We found 4 randomised controlled trials (RCTs) that met our inclusion criteria with a total of 229 participants. The sample size was small (from 28 to 111 patients) and the follow-up periods very heterogenous (from 4 weeks to 3 years). Pooled data from the 3 trials reporting on mortality (199 participants) do not show any effect of the use of TEG on mortality as compared to standard monitoring (based on the average treatment effect from a fixed-effects model): Risk Ratio (RR) 0.71; 95% Confidence Interval (CI): 0.43 to 1.16. Likewise, the use of VHA does not reduce the need for red blood cells (mean difference -0.64; 95% CI: -1.51 to 0.23), platelet concentrates (mean difference -1.12; 95% CI: -3.25 to 1.02), and fresh frozen plasma (mean difference -0.91; 95% CI: -2.02 to 0.19) transfusion. The evidence on mortality and other outcomes was uncertain (very low-certainty evidence, down-graded due to risk of biases, imprecision, and inconsistency).
Overall, the certainty of the evidence provided by the trials was too low for us to be certain of the benefits and harms of viscoelastic haemostatic assay in non-cardiac surgical settings. More, larger, and better-designed RCTs should be carried out in this area.
血栓弹力描记术(TEG)和旋转血栓弹性测定法(ROTEM)是利用凝血血液弹性特性的粘弹性止血测定法(VHA)。本系统评价和荟萃分析的目的是评估这些测试在心脏外科环境之外的出血患者中的有用性。

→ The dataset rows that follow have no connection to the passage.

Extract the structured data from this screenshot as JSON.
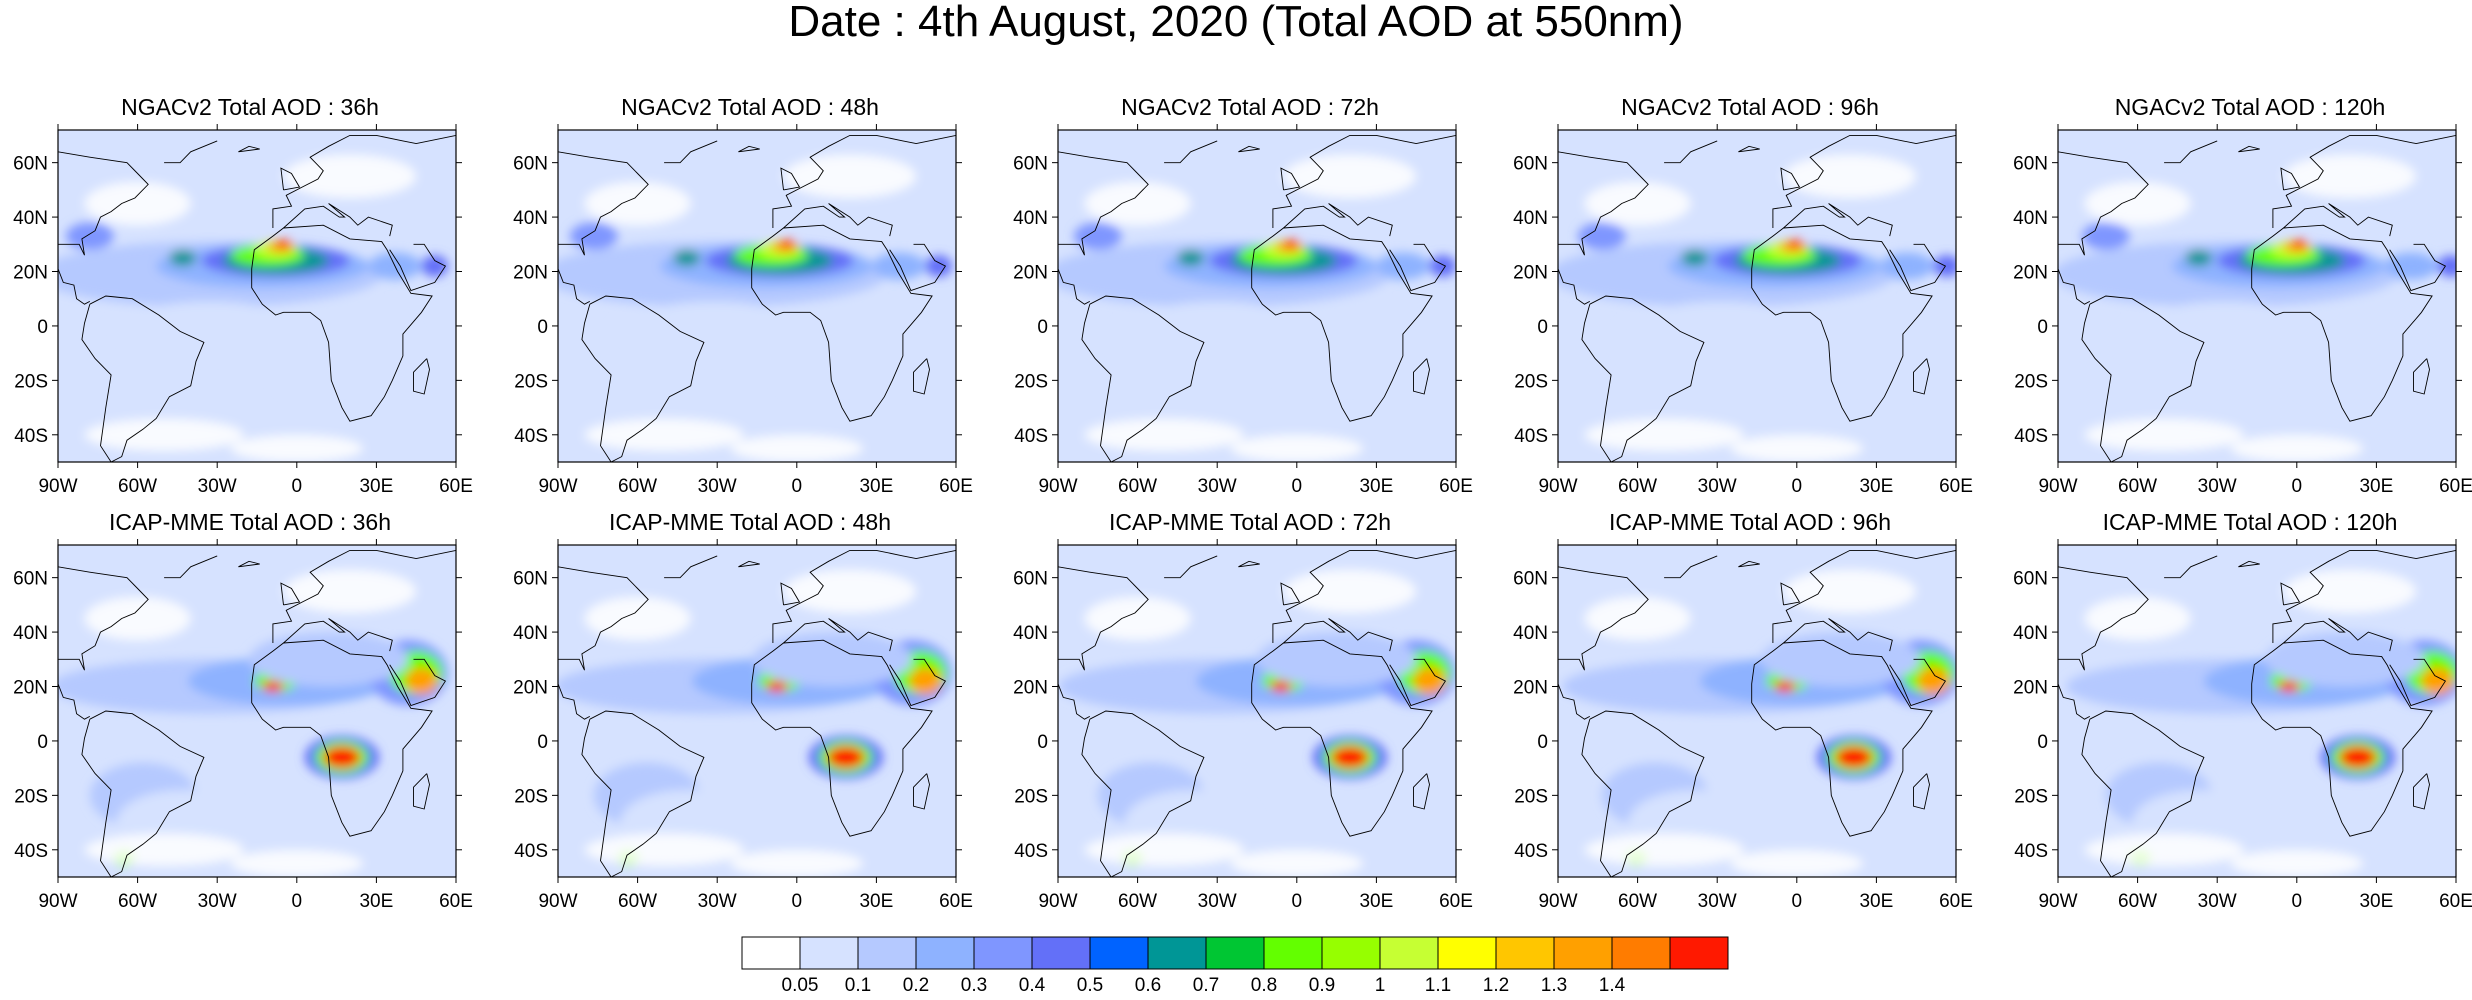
{
  "title": "Date : 4th August, 2020 (Total AOD at 550nm)",
  "lat_ticks": [
    "60N",
    "40N",
    "20N",
    "0",
    "20S",
    "40S"
  ],
  "lon_ticks": [
    "90W",
    "60W",
    "30W",
    "0",
    "30E",
    "60E"
  ],
  "panels": [
    {
      "title": "NGACv2 Total AOD : 36h",
      "model": "NGACv2",
      "lead": "36h"
    },
    {
      "title": "NGACv2 Total AOD : 48h",
      "model": "NGACv2",
      "lead": "48h"
    },
    {
      "title": "NGACv2 Total AOD : 72h",
      "model": "NGACv2",
      "lead": "72h"
    },
    {
      "title": "NGACv2 Total AOD : 96h",
      "model": "NGACv2",
      "lead": "96h"
    },
    {
      "title": "NGACv2 Total AOD : 120h",
      "model": "NGACv2",
      "lead": "120h"
    },
    {
      "title": "ICAP-MME Total AOD : 36h",
      "model": "ICAP-MME",
      "lead": "36h"
    },
    {
      "title": "ICAP-MME Total AOD : 48h",
      "model": "ICAP-MME",
      "lead": "48h"
    },
    {
      "title": "ICAP-MME Total AOD : 72h",
      "model": "ICAP-MME",
      "lead": "72h"
    },
    {
      "title": "ICAP-MME Total AOD : 96h",
      "model": "ICAP-MME",
      "lead": "96h"
    },
    {
      "title": "ICAP-MME Total AOD : 120h",
      "model": "ICAP-MME",
      "lead": "120h"
    }
  ],
  "colorbar": {
    "labels": [
      "0.05",
      "0.1",
      "0.2",
      "0.3",
      "0.4",
      "0.5",
      "0.6",
      "0.7",
      "0.8",
      "0.9",
      "1",
      "1.1",
      "1.2",
      "1.3",
      "1.4"
    ],
    "colors": [
      "#ffffff",
      "#d6e2ff",
      "#b5c9ff",
      "#8eb2ff",
      "#7f96ff",
      "#6370f8",
      "#0063ff",
      "#009696",
      "#00c633",
      "#63ff00",
      "#96ff00",
      "#c6ff33",
      "#ffff00",
      "#ffc600",
      "#ffa000",
      "#ff7c00",
      "#ff1900"
    ]
  }
}
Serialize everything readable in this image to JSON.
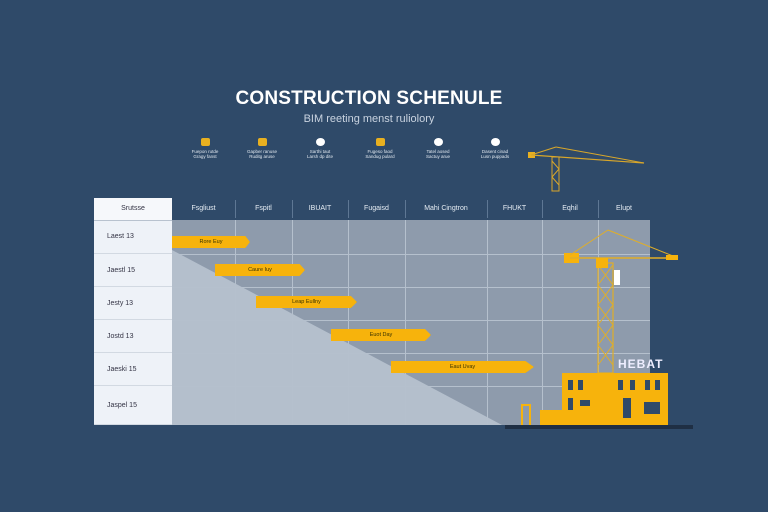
{
  "header": {
    "title": "CONSTRUCTION SCHENULE",
    "subtitle": "BIM reeting menst ruliolory"
  },
  "features": [
    {
      "icon": "factory-icon",
      "line1": "Fuepon rutde",
      "line2": "Gragy fanst"
    },
    {
      "icon": "gear-icon",
      "line1": "Gapber ranuse",
      "line2": "Ruditg aruse"
    },
    {
      "icon": "pin-icon",
      "line1": "Sarthi taut",
      "line2": "Larsh dp dite"
    },
    {
      "icon": "box-icon",
      "line1": "Fugeso faod",
      "line2": "Sandug pulard"
    },
    {
      "icon": "cloud-icon",
      "line1": "Tatel aosed",
      "line2": "Sactuy arue"
    },
    {
      "icon": "location-icon",
      "line1": "Dasent cinad",
      "line2": "Lusn puppads"
    }
  ],
  "table": {
    "corner_header": "Srutsse",
    "columns": [
      "Fsgliust",
      "Fspitl",
      "IBUAIT",
      "Fugaisd",
      "Mahi Cingtron",
      "FHUKT",
      "Eqhil",
      "Elupt"
    ],
    "rows": [
      "Laest 13",
      "Jaestl 15",
      "Jesty 13",
      "Jostd 13",
      "Jaeski 15",
      "Jaspel 15"
    ],
    "tasks": [
      {
        "label": "Rore Euy",
        "row": 0
      },
      {
        "label": "Caure Iuy",
        "row": 1
      },
      {
        "label": "Leap Eullny",
        "row": 2
      },
      {
        "label": "Euot Day",
        "row": 3
      },
      {
        "label": "Eaut Uvay",
        "row": 4
      }
    ]
  },
  "building_sign": "HEBAT",
  "colors": {
    "background": "#2f4a69",
    "accent": "#f7b30c",
    "grid": "#8e9bac"
  }
}
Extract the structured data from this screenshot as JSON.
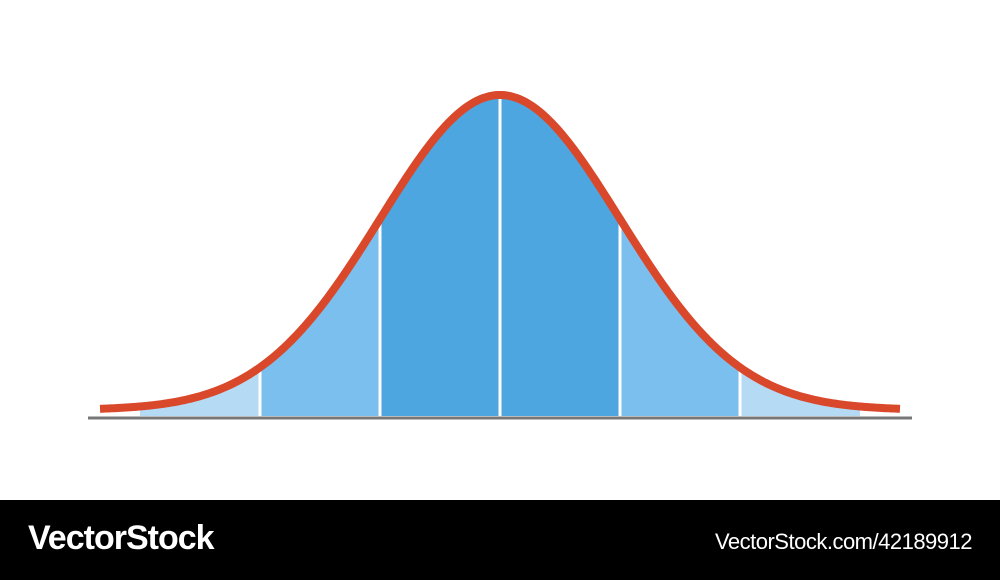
{
  "watermark": {
    "brand": "VectorStock",
    "id": "VectorStock.com/42189912"
  }
}
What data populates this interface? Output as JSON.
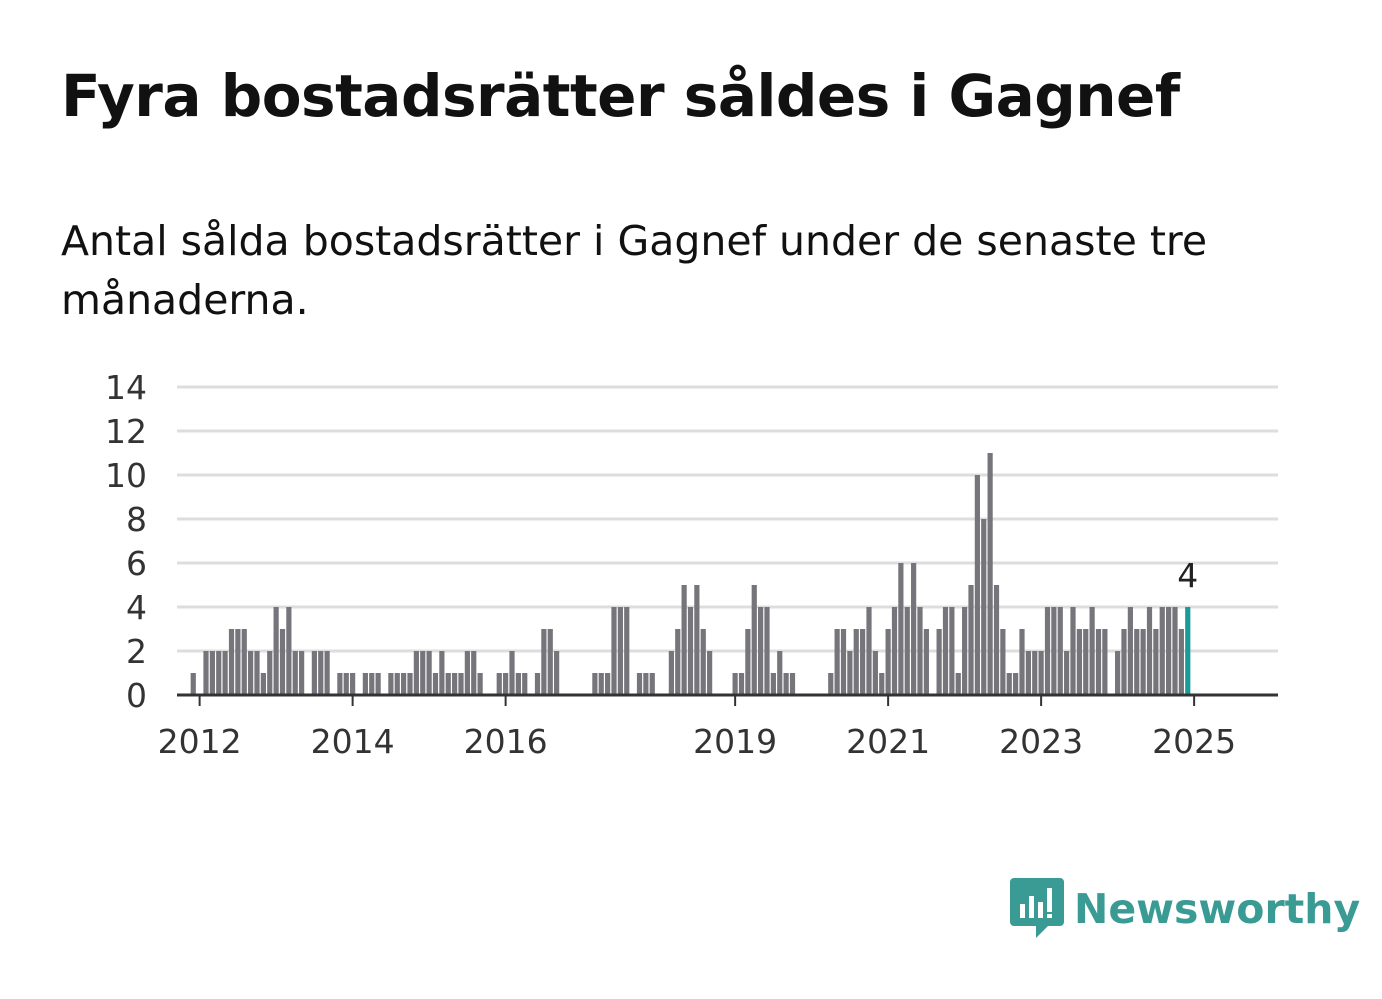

我们在 Cochrane 图书馆、MEDLINE、EMBASE 和 SCOPUS 中进行了搜索。我们还搜索了临床试验注册处正在进行和未发表的研究,并检查了参考文献列表以确定其他研究。
我们发现了 4 项符合纳入标准的随机对照试验(RCT),共有 229 名参与者。样本量很小(从 28 到 111 例患者),随访期非常异质(从 4 周到 3 年)。3 项报告死亡率的试验(199 名参与者)的汇总数据显示,与标准监测相比,TEG 的使用对死亡率没有任何影响(基于固定效应模型的平均治疗效果):风险比(RR)0.71;95%置信区间(CI):0.43 至 1.16。同样,VHA 的使用并不能减少红细胞(平均差-0.64;95%CI:-1.51 至 0.23)、血小板浓缩物(平均差-1.12;95%CI:-3.25 至 0.12)和新鲜冷冻血浆(平均差-0.91;95%CI:-2.02 至 0.19)的输注需求。关于死亡率和其他结局的证据不确定(非常低确定性证据,因偏倚风险、不精确性和不一致性而下调)。
总体而言,试验提供的证据确定性太低,我们无法确定非心脏手术环境中粘弹性止血测定的益处和危害。应在该领域进行更多、更大和设计更好的 RCT。